Quanti sono gli orsi oggi è difficile dirlo, non esiste un censimento univoco, e lo stesso WWF ammette che è molto difficile il conteggio di animali bianchi su uno sfondo perennemente bianco come quello dell’Artico, specie se i rilevamenti vengono fatti da sorvoli aerei, sebbene a bassa quota.
 
Le stime ufficiali più affidabili sono quelle prodotte dall’agenzia governativa Canadese per l’ambiente (Environment Canada), con particolare riferimento alle popolazioni dell’Artico Canadese, della Groenlandia, dell’Alaska e del Mar Glaciale Artico. Meno affidabili le stime su tutto l’Artico Russo, sebbene le ultime scorribande documentate negli insediamenti umani delle isole della Novaja Zemlja, denunciano popolazioni tutt’altro che isolate e in difficoltà.
 
L’intero areale dell’orso polare viene suddiviso in 19 sub-popolazioni, di cui 10 nell’Artico Canadese, 4 nell’Artico Russo, 4 circostanti la Groenlandia e una in Alaska. Dalle ultime stime la popolazione è in crescita in almeno 3 settori, stabile in altri 3, e lievemente in declino nei due settori che circondano la Baia di Hudson e in Alaska.
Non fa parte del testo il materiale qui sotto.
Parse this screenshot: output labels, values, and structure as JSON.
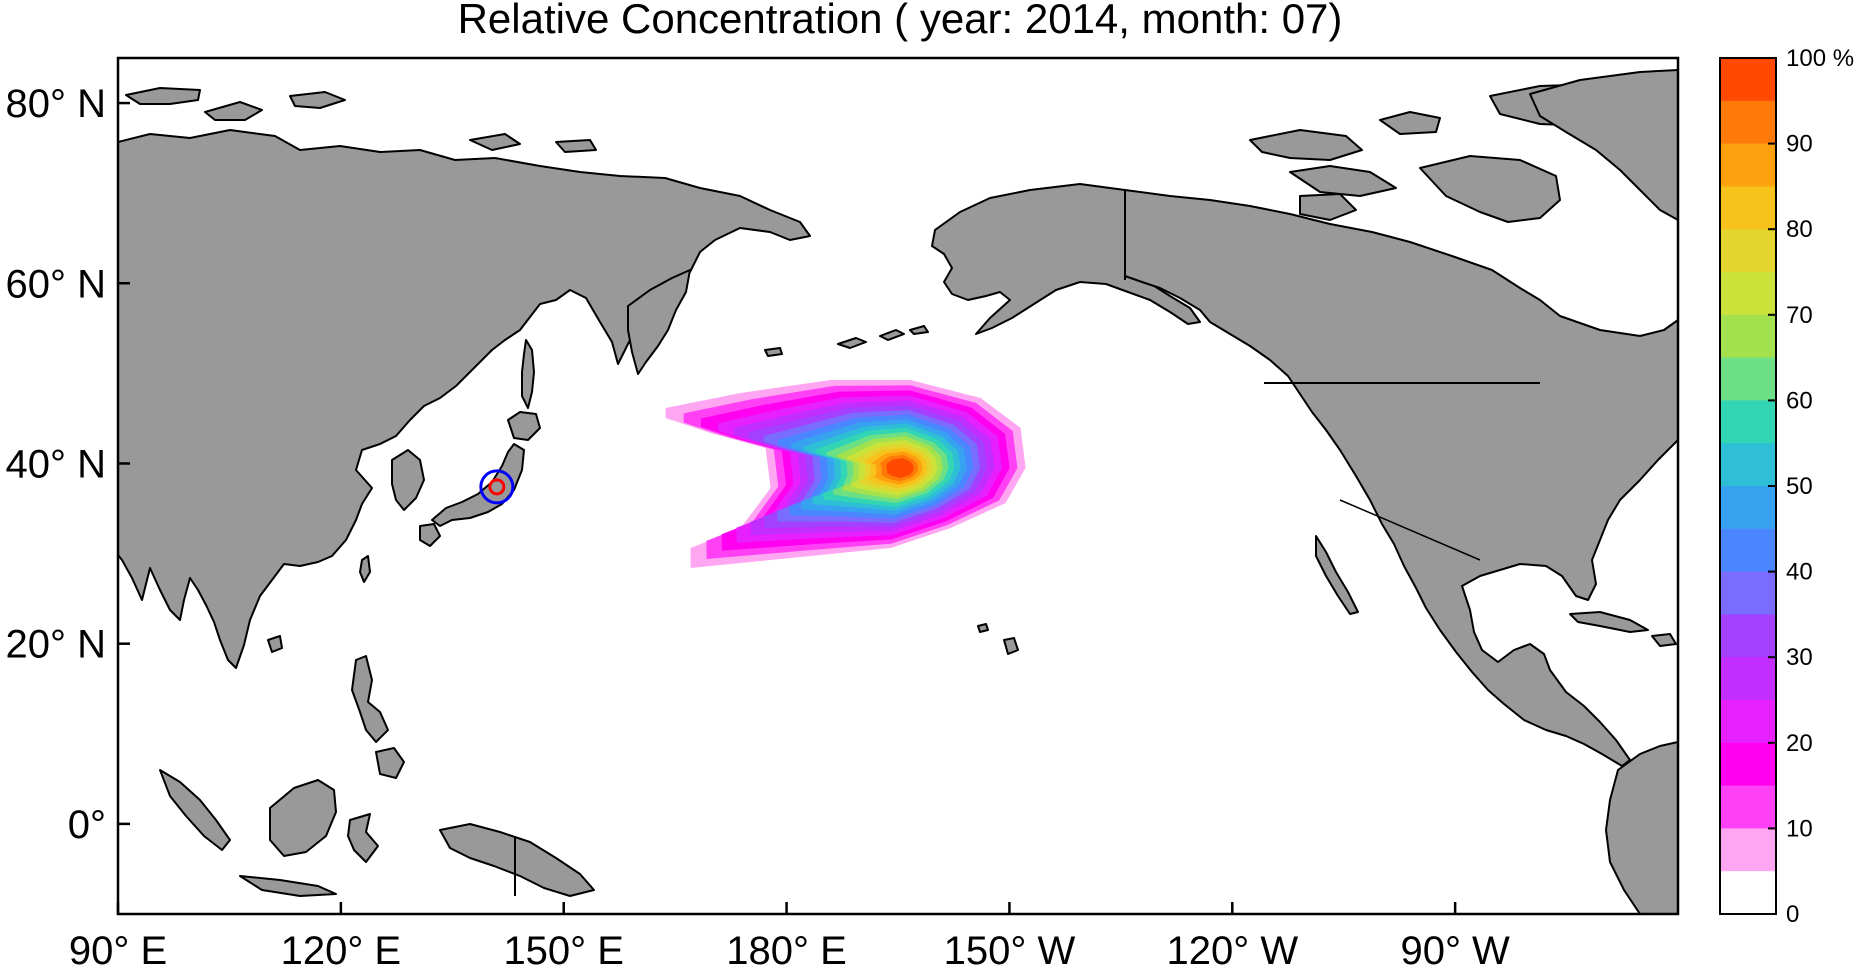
{
  "title": "Relative Concentration ( year: 2014, month: 07)",
  "map": {
    "lon_range": [
      90,
      300
    ],
    "lat_range": [
      -10,
      85
    ],
    "land_color": "#999999",
    "lat_ticks": [
      {
        "lat": 80,
        "label": "80° N"
      },
      {
        "lat": 60,
        "label": "60° N"
      },
      {
        "lat": 40,
        "label": "40° N"
      },
      {
        "lat": 20,
        "label": "20° N"
      },
      {
        "lat": 0,
        "label": "0°"
      }
    ],
    "lon_ticks": [
      {
        "lon": 90,
        "label": "90° E"
      },
      {
        "lon": 120,
        "label": "120° E"
      },
      {
        "lon": 150,
        "label": "150° E"
      },
      {
        "lon": 180,
        "label": "180° E"
      },
      {
        "lon": 210,
        "label": "150° W"
      },
      {
        "lon": 240,
        "label": "120° W"
      },
      {
        "lon": 270,
        "label": "90° W"
      }
    ],
    "source_marker": {
      "lon": 141.0,
      "lat": 37.4,
      "outer_color": "#0000ff",
      "inner_color": "#ff0000"
    }
  },
  "plume": {
    "peak_lon": 194,
    "peak_lat": 39.5,
    "peak_value": 100
  },
  "colorbar": {
    "unit": "%",
    "ticks": [
      {
        "value": 100,
        "label": "100 %"
      },
      {
        "value": 90,
        "label": "90"
      },
      {
        "value": 80,
        "label": "80"
      },
      {
        "value": 70,
        "label": "70"
      },
      {
        "value": 60,
        "label": "60"
      },
      {
        "value": 50,
        "label": "50"
      },
      {
        "value": 40,
        "label": "40"
      },
      {
        "value": 30,
        "label": "30"
      },
      {
        "value": 20,
        "label": "20"
      },
      {
        "value": 10,
        "label": "10"
      },
      {
        "value": 0,
        "label": "0"
      }
    ],
    "colors": [
      "#ffffff",
      "#ffa6f2",
      "#ff40f5",
      "#ff00f0",
      "#e620ff",
      "#c22eff",
      "#a440ff",
      "#7a6cff",
      "#4a86ff",
      "#37a2ef",
      "#2ebfd6",
      "#32d6b4",
      "#6ddf84",
      "#a3e24e",
      "#cbe23a",
      "#e4d42e",
      "#f6c21b",
      "#ffa10f",
      "#ff7a08",
      "#ff4800"
    ]
  }
}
Per tutto l’Artico Russo non ci sono stime, né per il Mar Glaciale Artico e le Svalbard.
 
Ad oggi sono stati conteggiati quasi 30 mila orsi, negli anni ’90 erano meno di 25 mila, ma sempre più dei 18 mila stimati negli anni ’60. Purtroppo i conteggi non sono sempre affidabili, ma i dati catastrofici che emergono dagli articoli della stampa convenzionale non rendono giustizia di una situazione tutt’altro che compromessa.
 
E’ VERO che i pericoli principali per l’orso bianco sono i medesimi che affliggono molte altre specie, ovvero l’inquinamento, l’espansione delle attività umane, la riduzione dell’habitat naturale, MA.. l’impatto di questi fenomeni è però decisamente inferiore rispetto a quanto accade a migliaia di altre specie, con particolare riferimento a quelle delle regioni intertropicali e sovrappopolate, dall’America Latina, all’India, all’Africa sub sahariana, al sud-est asiatico, per le quali le attenzioni dei media non sono altrettanto morbose!
 
Niente da temere insomma, riguardo al riscaldamento globale, allo scioglimento dei ghiacci e quant’altro, dal momento che per l’orso polare tali variazioni sono sempre esistite, anche perché si ripetono tutti gli anni a livello stagionale, e che lo stesso non ha difficoltà a superare spostandosi per migliaia di km all’anno, tra i ghiacci galleggianti e quella indomita linea che, da milioni di anni, divide l’acqua dal ghiaccio.